Burning Calories

I work out four days a week for 45 minutes. I burn about 250-600 calories a day. How much exercise do I need to lose weight? I am 265 pounds and have noticed I am losing 2 pounds a week. Should I be losing more or is that possible?

Replies

  • lmf1012
    lmf1012 Posts: 402 Member
    1-2lbs a week is the general consensus of healthy weight loss so you’re doing quite well at 2. I would think more about the level of exercise that will be sustainable versus trying to speed up weight loss.
  • KelpieLass
    KelpieLass Posts: 24 Member
    edited June 2021
    You don't need to do any exercise to lose weight. :) You just need a calorie deficit that is sustainable for you. Exercise helps you look/feel better and will slightly increase your calorie deficit, but it's food that will make the biggest difference to your weight loss. And don't assume that the calorie burns on the machines/trackers you use are accurate. They often way over estimate your actual burn. But 2lbs a week is awesome. Looks like you're on the right track.
  • AnnPT77
    AnnPT77 Posts: 34,622 Member
    Many people around here think you should target no more than 0.5-1% of your current body weight as weekly loss, with a bias toward the lower end of that (especially if not severely obese to the point of obesity being a health risk in itself . . . and in that case, losing weight might best be under close medical monitoring in the first place). Since you're female (according to your MFP profile), you may be OK with losing 2 pounds a week for a while, if you're somewhere in a range of normal height.
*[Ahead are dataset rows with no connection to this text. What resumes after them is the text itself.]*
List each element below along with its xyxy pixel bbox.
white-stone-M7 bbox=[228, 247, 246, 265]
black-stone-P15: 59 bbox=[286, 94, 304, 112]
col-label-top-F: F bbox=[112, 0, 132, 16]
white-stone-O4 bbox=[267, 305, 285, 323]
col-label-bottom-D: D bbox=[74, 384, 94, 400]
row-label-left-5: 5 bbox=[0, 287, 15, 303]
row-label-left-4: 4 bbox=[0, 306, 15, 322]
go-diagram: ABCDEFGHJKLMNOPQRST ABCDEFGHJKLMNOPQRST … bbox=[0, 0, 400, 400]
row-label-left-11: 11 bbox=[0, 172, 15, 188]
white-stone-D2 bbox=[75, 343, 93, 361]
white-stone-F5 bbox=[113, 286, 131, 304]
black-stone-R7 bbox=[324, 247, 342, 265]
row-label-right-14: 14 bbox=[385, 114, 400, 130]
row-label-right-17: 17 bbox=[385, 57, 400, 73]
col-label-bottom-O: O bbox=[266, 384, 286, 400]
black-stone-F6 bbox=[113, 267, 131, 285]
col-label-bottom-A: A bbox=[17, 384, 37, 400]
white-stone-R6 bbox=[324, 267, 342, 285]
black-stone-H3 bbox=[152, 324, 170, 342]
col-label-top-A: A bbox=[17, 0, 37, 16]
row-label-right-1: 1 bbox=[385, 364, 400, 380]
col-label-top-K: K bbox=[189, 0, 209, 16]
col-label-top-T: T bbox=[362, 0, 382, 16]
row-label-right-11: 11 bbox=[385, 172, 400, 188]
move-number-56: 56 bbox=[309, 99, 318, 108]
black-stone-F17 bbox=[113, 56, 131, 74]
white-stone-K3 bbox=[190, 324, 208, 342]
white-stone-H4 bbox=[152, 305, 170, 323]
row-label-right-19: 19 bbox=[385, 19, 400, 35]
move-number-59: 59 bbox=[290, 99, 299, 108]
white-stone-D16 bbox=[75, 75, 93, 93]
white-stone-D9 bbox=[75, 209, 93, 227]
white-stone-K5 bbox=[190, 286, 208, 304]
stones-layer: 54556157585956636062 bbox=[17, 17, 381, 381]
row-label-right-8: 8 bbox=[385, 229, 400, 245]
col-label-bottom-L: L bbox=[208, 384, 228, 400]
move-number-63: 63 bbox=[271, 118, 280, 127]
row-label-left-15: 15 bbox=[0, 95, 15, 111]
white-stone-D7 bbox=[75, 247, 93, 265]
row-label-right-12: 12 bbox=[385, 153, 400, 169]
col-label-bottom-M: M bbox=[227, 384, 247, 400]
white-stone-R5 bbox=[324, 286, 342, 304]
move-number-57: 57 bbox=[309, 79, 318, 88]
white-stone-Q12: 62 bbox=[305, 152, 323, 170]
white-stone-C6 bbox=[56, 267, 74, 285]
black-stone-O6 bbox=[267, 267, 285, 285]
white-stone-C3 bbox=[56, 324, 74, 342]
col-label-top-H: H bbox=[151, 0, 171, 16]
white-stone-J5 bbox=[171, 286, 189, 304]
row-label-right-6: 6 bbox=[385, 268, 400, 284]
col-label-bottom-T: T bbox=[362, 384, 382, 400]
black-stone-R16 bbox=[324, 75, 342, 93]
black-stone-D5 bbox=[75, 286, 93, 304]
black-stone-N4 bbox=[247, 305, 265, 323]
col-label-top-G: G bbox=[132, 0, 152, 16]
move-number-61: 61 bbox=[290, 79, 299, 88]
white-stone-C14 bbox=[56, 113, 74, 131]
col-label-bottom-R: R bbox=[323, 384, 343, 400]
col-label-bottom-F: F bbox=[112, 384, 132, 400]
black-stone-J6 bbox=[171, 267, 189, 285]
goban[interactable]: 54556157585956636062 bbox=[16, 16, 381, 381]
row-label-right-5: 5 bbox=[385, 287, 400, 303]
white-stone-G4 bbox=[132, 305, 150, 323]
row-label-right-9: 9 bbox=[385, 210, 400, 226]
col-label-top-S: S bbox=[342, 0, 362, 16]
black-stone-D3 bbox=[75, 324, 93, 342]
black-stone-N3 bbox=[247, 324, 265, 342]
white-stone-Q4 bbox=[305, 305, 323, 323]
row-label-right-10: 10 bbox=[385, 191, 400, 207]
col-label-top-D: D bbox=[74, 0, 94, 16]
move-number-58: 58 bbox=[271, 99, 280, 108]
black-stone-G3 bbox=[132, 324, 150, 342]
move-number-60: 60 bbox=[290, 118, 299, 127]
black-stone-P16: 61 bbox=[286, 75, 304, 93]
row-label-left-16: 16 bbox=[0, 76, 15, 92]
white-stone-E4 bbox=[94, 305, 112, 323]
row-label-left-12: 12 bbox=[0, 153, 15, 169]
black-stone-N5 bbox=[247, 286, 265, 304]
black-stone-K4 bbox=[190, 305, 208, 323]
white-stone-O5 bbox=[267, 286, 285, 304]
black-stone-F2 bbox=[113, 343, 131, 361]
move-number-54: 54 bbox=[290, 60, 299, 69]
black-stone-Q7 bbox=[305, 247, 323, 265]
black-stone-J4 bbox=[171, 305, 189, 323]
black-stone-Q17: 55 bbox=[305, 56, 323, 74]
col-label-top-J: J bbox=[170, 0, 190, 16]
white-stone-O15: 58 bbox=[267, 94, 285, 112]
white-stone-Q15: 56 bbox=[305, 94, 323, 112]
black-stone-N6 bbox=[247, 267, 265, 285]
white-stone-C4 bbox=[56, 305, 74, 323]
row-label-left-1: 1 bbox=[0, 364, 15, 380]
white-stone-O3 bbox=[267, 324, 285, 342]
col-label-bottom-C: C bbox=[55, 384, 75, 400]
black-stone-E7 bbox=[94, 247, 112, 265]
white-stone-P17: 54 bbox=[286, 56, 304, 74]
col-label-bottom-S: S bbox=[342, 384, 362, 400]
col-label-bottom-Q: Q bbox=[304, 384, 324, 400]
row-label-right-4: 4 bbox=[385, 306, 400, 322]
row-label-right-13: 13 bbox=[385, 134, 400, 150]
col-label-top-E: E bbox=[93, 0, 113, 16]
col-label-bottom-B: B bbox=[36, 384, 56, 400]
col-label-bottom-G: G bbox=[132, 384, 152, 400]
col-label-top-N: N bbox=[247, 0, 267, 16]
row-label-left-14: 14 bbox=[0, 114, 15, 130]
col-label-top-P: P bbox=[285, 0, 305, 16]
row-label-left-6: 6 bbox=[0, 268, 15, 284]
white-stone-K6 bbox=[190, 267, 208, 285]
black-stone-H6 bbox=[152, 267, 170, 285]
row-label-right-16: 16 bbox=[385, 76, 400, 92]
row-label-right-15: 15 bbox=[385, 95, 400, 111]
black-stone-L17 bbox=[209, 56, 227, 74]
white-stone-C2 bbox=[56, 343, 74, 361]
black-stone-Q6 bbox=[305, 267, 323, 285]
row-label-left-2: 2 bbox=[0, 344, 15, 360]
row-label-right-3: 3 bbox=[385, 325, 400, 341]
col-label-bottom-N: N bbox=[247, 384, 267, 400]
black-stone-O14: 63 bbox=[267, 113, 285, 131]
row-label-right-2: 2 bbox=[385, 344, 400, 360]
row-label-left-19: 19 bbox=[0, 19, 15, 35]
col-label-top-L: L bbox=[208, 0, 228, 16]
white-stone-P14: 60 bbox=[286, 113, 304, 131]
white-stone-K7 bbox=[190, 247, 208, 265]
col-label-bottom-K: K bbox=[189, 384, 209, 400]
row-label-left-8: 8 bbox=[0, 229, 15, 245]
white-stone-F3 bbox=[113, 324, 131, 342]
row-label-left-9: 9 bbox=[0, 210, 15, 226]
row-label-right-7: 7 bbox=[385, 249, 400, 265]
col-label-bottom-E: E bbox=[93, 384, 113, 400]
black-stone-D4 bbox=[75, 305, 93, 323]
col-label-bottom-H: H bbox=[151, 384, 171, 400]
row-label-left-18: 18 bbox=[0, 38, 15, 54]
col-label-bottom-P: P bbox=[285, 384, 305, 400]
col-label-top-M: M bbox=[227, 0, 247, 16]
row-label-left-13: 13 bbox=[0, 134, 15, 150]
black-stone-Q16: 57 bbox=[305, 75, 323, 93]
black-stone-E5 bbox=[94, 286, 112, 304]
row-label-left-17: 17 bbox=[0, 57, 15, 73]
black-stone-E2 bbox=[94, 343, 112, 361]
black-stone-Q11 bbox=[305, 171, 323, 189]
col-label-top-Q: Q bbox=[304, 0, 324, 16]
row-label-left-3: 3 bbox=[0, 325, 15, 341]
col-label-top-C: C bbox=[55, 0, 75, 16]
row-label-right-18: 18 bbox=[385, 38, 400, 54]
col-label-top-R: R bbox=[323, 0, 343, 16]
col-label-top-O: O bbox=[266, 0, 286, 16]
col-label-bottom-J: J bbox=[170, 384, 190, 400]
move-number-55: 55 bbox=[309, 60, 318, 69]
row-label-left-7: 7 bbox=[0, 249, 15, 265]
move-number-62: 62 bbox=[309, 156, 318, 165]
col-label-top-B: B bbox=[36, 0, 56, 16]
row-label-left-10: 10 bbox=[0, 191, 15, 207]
    At root, weight loss is not about exercise: It's about the balance between calories eaten and calories expended (in all ways: exercise, yes; but also job, home chores, non-exercise hobbies, and the simple facts of being alive which burns calories in itself).

    You can use exercise to increase calorie expenditure, but losing weight too fast is a health risk whether it comes from significantly increased exercise, significantly reduced food intake, or a combination. Moreover, significantly underfueling exercise can short-change the very useful fitness benefits exercise might otherwise bring.

    It's a balancing act.

    Much of the time, I do quite a lot of exercise, up to 2.5 hours a day sometimes (I'm retired, and it's fun). But my weight stays steady, because that's what I want. If I wanted to weigh less while doing that amount of exercise, I'd need to eat less, since exercising more would throw my life out of balance.

    BTW: Is the 250-600 calories extra just from 45 minutes of exercise, or is it the all-day activity calories from a fitness tracker? 600 calories would be an unusually high number of calories for 45 minutes of exercise. 250 or so could be realistic, depending on the exercise.